Listening to the Rover Alone
The Rover is alone.
Alan Cook with the Rover at the Roseworthy Campus
It wakes each day in a vast, unfamiliar terrain, carrying the accumulated objectives of its makers.
These works form a collection of imagined scenes shaped by those objectives. The pieces don’t document a specific location so much as propose an experience and ask the question ‘What might it be like to work alone on another planet?’. By personifying the rover, the music invites reflection on the familiar human condition of working alone, at a distance, toward outcomes for the benefit of others.
There is no ceremony to Romulus’ movement, only process, recalibration and adjustment. Motors engage, systems are checked, data is gathered. The Rover goes about its business quietly and carefully.
When technologies are sent into the unknown, they carry traces of their makers. In this work, that evidence is heard as sound. The rover does not wander. Each movement has a function. Its purpose is embedded in code and circuitry, and in the mechanical sounds produced by action.

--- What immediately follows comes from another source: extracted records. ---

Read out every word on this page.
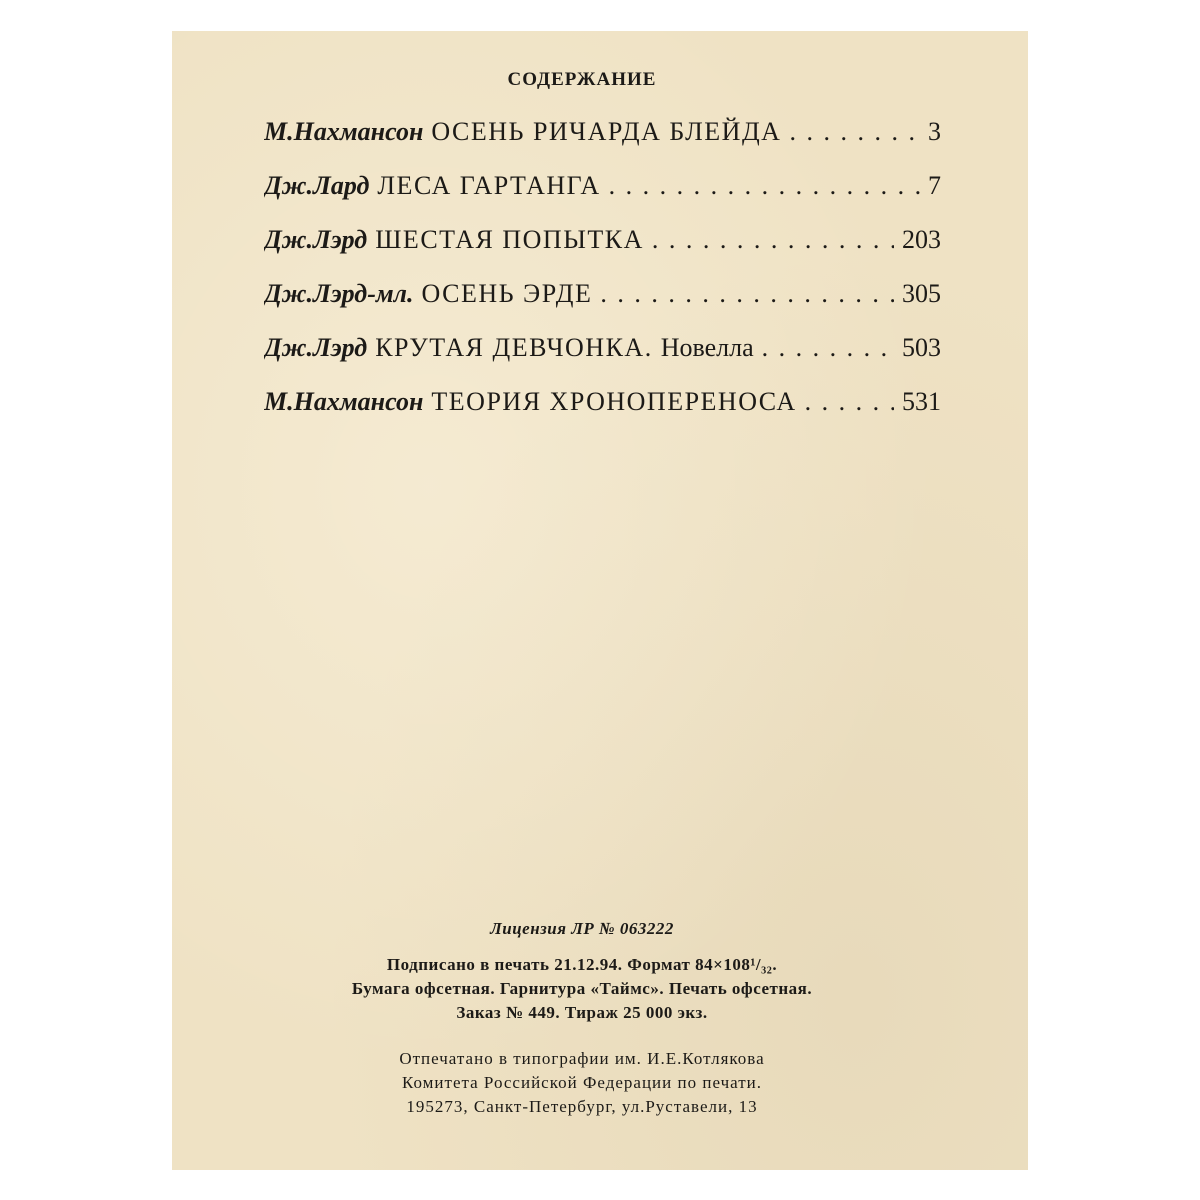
СОДЕРЖАНИЕ
М.Нахмансон ОСЕНЬ РИЧАРДА БЛЕЙДА . . .	3
Дж.Лард ЛЕСА ГАРТАНГА . . .	7
Дж.Лэрд ШЕСТАЯ ПОПЫТКА . . .	203
Дж.Лэрд-мл. ОСЕНЬ ЭРДЕ . . .	305
Дж.Лэрд КРУТАЯ ДЕВЧОНКА. Новелла . . .	503
М.Нахмансон ТЕОРИЯ ХРОНОПЕРЕНОСА . . .	531

Лицензия ЛР № 063222

Подписано в печать 21.12.94. Формат 84×108¹/₃₂.
Бумага офсетная. Гарнитура «Таймс». Печать офсетная.
Заказ № 449. Тираж 25 000 экз.

Отпечатано в типографии им. И.Е.Котлякова
Комитета Российской Федерации по печати.
195273, Санкт-Петербург, ул.Руставели, 13
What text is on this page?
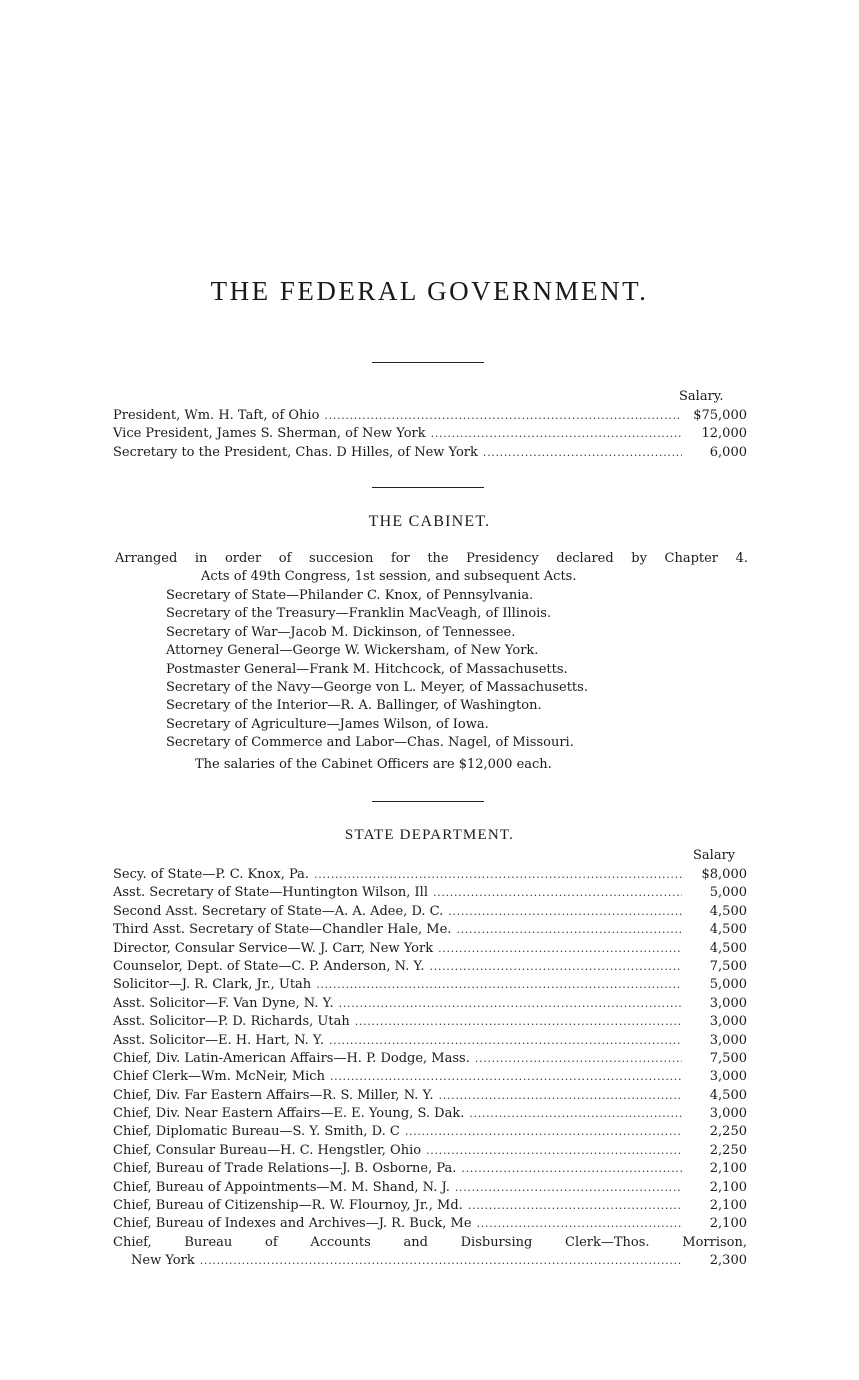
THE FEDERAL GOVERNMENT.
Salary.
President, Wm. H. Taft, of Ohio . . .	$75,000
Vice President, James S. Sherman, of New York . . .	12,000
Secretary to the President, Chas. D Hilles, of New York . . .	6,000
THE CABINET.
Arranged in order of succesion for the Presidency declared by Chapter 4.
Acts of 49th Congress, 1st session, and subsequent Acts.
Secretary of State—Philander C. Knox, of Pennsylvania.
Secretary of the Treasury—Franklin MacVeagh, of Illinois.
Secretary of War—Jacob M. Dickinson, of Tennessee.
Attorney General—George W. Wickersham, of New York.
Postmaster General—Frank M. Hitchcock, of Massachusetts.
Secretary of the Navy—George von L. Meyer, of Massachusetts.
Secretary of the Interior—R. A. Ballinger, of Washington.
Secretary of Agriculture—James Wilson, of Iowa.
Secretary of Commerce and Labor—Chas. Nagel, of Missouri.
The salaries of the Cabinet Officers are $12,000 each.
STATE DEPARTMENT.
Salary
Secy. of State—P. C. Knox, Pa. . . .	$8,000
Asst. Secretary of State—Huntington Wilson, Ill . . .	5,000
Second Asst. Secretary of State—A. A. Adee, D. C. . . .	4,500
Third Asst. Secretary of State—Chandler Hale, Me. . . .	4,500
Director, Consular Service—W. J. Carr, New York . . .	4,500
Counselor, Dept. of State—C. P. Anderson, N. Y. . . .	7,500
Solicitor—J. R. Clark, Jr., Utah . . .	5,000
Asst. Solicitor—F. Van Dyne, N. Y. . . .	3,000
Asst. Solicitor—P. D. Richards, Utah . . .	3,000
Asst. Solicitor—E. H. Hart, N. Y. . . .	3,000
Chief, Div. Latin-American Affairs—H. P. Dodge, Mass. . . .	7,500
Chief Clerk—Wm. McNeir, Mich . . .	3,000
Chief, Div. Far Eastern Affairs—R. S. Miller, N. Y. . . .	4,500
Chief, Div. Near Eastern Affairs—E. E. Young, S. Dak. . . .	3,000
Chief, Diplomatic Bureau—S. Y. Smith, D. C . . .	2,250
Chief, Consular Bureau—H. C. Hengstler, Ohio . . .	2,250
Chief, Bureau of Trade Relations—J. B. Osborne, Pa. . . .	2,100
Chief, Bureau of Appointments—M. M. Shand, N. J. . . .	2,100
Chief, Bureau of Citizenship—R. W. Flournoy, Jr., Md. . . .	2,100
Chief, Bureau of Indexes and Archives—J. R. Buck, Me . . .	2,100
Chief, Bureau of Accounts and Disbursing Clerk—Thos. Morrison,
New York . . .	2,300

Across the collection, the rover advances with steady momentum. There are moments of tension and moments of optimism, followed by long stretches of repetition and work. Another day. Another task completed. Progress is incremental. Outcomes are not guaranteed.
The music is constructed from field recordings captured using a Zoom Hn1 microphone, combined with electronic sound created for and by the Korg Wavestate.